萧远叙算小白花吗?反推一下,自己总被他耍得团团转,这人显然黑透了。

    好像也就叶灯不用排除?!

    路采想起这个名字,就立即将名字抹除。

    ……假设哥哥过去了,会被高岭之花的叶灯翻白眼,还会被穷凶极恶的大佬揍扁。

    他干脆不再纠结,滑进了浴缸底部,直到手机响起才浮出水面。

    看清楚来电显示后,他清了清嗓子,接通后开了个玩笑。

    他道:“您好,恭喜您抽中了路采生日会的门票一张,麻烦您明天及时前来兑奖。”

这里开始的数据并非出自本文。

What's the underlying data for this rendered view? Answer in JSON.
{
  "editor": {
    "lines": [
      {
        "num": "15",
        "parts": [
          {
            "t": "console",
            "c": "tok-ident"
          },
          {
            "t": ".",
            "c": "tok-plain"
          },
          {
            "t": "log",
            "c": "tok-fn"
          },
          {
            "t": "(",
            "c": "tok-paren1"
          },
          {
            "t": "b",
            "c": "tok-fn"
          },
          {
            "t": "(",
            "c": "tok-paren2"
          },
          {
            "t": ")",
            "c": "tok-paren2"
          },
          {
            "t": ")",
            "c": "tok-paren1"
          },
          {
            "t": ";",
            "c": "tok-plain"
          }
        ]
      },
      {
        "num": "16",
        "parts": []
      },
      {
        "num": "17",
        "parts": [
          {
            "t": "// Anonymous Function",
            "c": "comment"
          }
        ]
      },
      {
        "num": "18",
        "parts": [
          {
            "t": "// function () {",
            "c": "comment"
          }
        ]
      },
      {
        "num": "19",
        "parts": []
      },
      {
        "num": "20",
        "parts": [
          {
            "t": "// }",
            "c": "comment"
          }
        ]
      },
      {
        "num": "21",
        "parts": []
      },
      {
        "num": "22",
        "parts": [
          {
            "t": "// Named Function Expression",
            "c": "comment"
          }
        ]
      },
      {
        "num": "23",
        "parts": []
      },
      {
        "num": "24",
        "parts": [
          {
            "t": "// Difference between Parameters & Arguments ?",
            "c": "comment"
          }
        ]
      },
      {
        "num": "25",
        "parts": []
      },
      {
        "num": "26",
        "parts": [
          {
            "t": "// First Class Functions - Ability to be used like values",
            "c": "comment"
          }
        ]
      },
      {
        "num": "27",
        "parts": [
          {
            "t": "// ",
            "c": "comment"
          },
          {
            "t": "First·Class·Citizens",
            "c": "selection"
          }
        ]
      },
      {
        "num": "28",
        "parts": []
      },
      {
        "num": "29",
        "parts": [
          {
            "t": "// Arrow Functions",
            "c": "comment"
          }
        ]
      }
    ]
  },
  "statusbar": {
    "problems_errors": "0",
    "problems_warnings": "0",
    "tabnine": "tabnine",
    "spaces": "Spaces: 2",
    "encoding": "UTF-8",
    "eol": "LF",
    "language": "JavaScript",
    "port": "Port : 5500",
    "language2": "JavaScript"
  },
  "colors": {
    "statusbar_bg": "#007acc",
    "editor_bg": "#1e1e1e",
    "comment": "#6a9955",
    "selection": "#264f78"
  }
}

    萧远叙道:“什么时候有的生日会,公司内网怎么没见申请?你们总裁批准了吗?”

    路采压低了声音:“能免费见明星还顾虑那么多?只和幸运用户共度,两个人悄悄的,拉上窗帘关上门,别让总裁知道就好啦。”

    萧远叙道:“这生日会怎么感觉有点不正规啊,举办在酒店房间?”

    “幸运用户迫不及待了是不是?”

    “本幸运用户这就提醒总裁来扫黄。”

    路采:“……”

    萧远叙轻笑了声,道:“我明天在山城有事,我妈让我去签一块地。”

    山城和蓉城两地相隔不远,坐高铁一个半小时左右,但签完合同后肯定还要应酬。

    路采顿了顿,问:“明晚能见到你吗?”

    萧远叙道:“你想几点见到我?”

    路采噎了下,觉得这话说得和下套似的。

    如果自己直接回答某个时刻,就仿佛一本正经地盼望着萧远叙过来。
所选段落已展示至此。